Saran stepped closer to Madam Ophelia and cupped the woman’s face, brushing her tears away. A deadly calm settled in her soul. “Do you think I deserve to have my powers back now? Now that I’ve proven myself to you?”
Madam Ophelia nodded. “Yes. I do.”
“And you hid it in my father’s body?”
The woman smiled. “The wound in his leg. We hid it there after your wedding. Once the coronation is over, I’ll retrieve it for you.”
Saran nodded hollowly and turned from the woman, going to her wardrobe as stiff as a puppet with no strings. “I have very few things in my possession,” she murmured, numb and broken. Her hand swiped across the top of the wardrobe. “But I think I have just the reward for your cleverness.”
Madam Ophelia pressed her hands to her heart. “I am astounded. I half expected my account to be suicide. But I felt compelled to tell you so you would understand the depths of my devotion to you, to the Grand Feminine we’ve longed for.”
Saran paused. The numbness she felt began to crumble. “Of course I understand. Without you, none of this would have been possible. You, Madam Ophelia, are the root of all of this.” All of this pain. All of this. All of this. All of this!

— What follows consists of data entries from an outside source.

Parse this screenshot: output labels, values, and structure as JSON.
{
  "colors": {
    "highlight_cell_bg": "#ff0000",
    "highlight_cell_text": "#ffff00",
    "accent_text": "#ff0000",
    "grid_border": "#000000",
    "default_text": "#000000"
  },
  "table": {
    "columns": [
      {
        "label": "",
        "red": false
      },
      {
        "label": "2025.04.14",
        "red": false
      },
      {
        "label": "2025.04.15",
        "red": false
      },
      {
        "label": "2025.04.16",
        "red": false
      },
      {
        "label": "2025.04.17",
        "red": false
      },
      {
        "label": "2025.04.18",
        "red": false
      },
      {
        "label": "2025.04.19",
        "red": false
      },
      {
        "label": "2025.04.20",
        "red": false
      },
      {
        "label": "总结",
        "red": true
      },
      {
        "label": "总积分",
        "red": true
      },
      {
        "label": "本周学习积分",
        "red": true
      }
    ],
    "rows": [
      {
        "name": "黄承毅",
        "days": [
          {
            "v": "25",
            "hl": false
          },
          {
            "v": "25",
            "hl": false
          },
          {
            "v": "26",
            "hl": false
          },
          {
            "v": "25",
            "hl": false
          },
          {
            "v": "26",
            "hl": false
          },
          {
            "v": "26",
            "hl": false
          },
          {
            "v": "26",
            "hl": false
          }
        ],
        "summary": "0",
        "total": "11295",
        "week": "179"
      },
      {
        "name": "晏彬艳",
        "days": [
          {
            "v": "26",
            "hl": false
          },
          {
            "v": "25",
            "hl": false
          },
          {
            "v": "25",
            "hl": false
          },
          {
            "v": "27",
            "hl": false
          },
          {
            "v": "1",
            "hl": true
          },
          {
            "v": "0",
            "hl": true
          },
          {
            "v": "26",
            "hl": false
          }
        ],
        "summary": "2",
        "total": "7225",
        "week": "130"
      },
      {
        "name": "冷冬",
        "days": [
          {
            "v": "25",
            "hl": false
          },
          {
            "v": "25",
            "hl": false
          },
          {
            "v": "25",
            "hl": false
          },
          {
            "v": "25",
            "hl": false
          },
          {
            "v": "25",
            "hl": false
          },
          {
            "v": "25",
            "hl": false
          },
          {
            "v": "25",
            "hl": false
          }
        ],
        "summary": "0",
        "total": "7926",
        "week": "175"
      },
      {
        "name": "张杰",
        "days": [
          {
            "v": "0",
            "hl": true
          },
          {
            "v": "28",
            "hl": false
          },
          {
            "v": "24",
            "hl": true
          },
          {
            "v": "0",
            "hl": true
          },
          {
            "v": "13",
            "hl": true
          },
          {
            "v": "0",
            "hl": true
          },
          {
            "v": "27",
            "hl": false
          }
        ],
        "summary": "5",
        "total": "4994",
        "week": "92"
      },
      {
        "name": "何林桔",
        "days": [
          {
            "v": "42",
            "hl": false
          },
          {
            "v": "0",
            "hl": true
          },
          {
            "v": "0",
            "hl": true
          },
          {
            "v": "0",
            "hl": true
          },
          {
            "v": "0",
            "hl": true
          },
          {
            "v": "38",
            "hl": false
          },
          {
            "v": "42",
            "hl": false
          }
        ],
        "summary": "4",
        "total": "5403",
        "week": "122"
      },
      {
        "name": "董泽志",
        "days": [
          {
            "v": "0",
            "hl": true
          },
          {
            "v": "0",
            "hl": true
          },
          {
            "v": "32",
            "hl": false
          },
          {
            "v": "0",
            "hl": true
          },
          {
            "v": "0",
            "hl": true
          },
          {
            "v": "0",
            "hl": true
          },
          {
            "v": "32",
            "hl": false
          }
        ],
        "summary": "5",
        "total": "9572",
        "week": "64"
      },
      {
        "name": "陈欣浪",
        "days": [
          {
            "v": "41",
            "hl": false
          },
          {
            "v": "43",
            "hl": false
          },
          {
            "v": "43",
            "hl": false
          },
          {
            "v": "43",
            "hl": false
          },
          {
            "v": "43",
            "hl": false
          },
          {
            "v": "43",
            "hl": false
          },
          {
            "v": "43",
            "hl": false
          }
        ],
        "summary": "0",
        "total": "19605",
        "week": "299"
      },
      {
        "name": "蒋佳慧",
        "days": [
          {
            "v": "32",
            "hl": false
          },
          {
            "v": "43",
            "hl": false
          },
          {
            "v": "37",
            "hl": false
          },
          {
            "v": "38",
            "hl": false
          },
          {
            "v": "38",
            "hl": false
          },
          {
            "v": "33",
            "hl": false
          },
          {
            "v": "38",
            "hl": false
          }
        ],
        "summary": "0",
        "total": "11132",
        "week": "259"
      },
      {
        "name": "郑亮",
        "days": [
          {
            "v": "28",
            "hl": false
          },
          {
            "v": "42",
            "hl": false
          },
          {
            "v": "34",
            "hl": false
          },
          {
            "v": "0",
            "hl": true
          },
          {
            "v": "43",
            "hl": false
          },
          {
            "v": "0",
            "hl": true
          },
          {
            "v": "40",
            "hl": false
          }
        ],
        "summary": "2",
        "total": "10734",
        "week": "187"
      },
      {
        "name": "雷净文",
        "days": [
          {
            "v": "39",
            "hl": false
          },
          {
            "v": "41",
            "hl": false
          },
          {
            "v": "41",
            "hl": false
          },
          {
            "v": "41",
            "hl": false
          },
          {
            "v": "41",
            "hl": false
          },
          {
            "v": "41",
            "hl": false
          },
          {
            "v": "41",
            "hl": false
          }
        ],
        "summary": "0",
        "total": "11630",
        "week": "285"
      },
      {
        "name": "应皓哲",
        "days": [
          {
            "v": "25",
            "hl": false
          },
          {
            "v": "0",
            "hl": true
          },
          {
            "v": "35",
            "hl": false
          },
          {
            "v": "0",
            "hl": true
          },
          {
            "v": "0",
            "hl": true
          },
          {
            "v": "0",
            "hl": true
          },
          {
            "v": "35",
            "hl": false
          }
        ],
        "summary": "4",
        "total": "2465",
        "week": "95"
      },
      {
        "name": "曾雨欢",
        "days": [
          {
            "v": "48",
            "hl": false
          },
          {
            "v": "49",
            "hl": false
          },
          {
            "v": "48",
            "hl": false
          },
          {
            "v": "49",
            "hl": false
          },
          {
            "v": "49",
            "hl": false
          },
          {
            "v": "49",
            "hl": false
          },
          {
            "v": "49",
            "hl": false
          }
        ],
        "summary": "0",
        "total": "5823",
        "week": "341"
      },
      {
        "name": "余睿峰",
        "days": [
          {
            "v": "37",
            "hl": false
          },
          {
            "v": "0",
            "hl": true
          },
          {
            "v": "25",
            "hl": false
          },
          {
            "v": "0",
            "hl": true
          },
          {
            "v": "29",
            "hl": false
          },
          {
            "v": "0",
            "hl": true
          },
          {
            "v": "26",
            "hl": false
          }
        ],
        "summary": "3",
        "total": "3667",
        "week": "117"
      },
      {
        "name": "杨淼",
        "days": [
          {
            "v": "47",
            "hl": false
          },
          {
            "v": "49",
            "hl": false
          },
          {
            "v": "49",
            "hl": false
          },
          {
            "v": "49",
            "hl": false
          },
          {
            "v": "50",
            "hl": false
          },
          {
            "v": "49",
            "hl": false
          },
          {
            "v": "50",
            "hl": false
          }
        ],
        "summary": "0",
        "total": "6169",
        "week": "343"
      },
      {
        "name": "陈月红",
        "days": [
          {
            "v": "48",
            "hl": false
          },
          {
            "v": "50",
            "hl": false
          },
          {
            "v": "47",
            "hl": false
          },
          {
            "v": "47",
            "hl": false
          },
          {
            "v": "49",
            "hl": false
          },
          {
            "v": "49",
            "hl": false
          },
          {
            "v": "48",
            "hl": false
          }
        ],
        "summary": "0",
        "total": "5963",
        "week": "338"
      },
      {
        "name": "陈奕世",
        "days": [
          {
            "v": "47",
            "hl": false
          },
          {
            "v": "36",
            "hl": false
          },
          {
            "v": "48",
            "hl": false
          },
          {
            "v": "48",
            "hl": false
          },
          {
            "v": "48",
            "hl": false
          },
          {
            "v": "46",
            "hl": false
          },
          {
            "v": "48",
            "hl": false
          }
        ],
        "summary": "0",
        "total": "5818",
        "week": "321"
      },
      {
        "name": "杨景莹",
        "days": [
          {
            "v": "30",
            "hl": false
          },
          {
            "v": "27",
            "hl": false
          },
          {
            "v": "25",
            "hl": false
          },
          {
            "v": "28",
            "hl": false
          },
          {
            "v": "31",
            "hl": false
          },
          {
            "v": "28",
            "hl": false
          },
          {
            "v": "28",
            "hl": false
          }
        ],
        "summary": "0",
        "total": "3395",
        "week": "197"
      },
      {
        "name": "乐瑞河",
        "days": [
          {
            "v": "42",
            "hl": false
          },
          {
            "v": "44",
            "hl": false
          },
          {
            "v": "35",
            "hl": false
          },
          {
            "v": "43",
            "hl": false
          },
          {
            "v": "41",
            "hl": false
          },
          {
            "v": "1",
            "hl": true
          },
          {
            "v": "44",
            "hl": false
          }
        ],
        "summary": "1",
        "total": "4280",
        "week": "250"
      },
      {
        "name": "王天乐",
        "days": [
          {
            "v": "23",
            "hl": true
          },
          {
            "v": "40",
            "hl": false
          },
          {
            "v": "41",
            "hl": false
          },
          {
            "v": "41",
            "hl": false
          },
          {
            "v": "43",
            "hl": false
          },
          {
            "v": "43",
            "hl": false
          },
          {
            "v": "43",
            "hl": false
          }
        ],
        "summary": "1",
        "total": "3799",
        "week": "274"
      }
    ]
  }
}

Saran stepped out from behind the wardrobe door, tucking her hand in her skirts and easing them around the furniture. “Everything, from the moment you soothed my wounds with tea to this brave confession. I know only one way to reward such devious cleverness.”
Madam Ophelia bowed her head low. “I am at your disposal.”
Saran smiled, cruel and beautiful. Her father’s smile. “I killed for the first time yesterday, did you know that? I’ve hurt people before, I’ve killed before, but no one ever stayed that way. Every life I’ve ever taken, I’ve restored … until yesterday.”
For so long she’d been powerless, unable to exact revenge on her father, unable to have control over her own life. Rage built against a woman who had been Saran’s advocate, a woman who had practically raised her. Madam Ophelia orchestrated the destruction of Saran’s dreams of escape and the death of her husband. She created the lie that Saran carried a child, gave the princess the brief thought of that ill-timed future, all for the sake of leaving her hopelessly alone. The real villain in all of this was Madam Ophelia.
Saran’s hands shook, and the quiver spread through her whole body. She is the reason for all of this pain. All of this sadness. Helplessness. Death. All of it.
The healer caught the glint of a dagger before the princess drove it up into her stomach. Shock washed over the healer’s face. She lifted her eyes to Saran’s blank stare before stumbling away and falling backward to the floor. Madam Ophelia cupped her hands around the wound, gasping and staring in disbelief at her creation. Saran shook with rage, unable to quell it in her heart even to see what she had done.
The healer drew the dagger from her stomach with a sharp gasp and pressed her hands to the wound. Saran offered a sympathetic frown, her hands and legs quivering. “That helplessness you feel? I know it well now. It is a horrible feeling … watching something you care about slip away because you don’t possess the power to mend it.”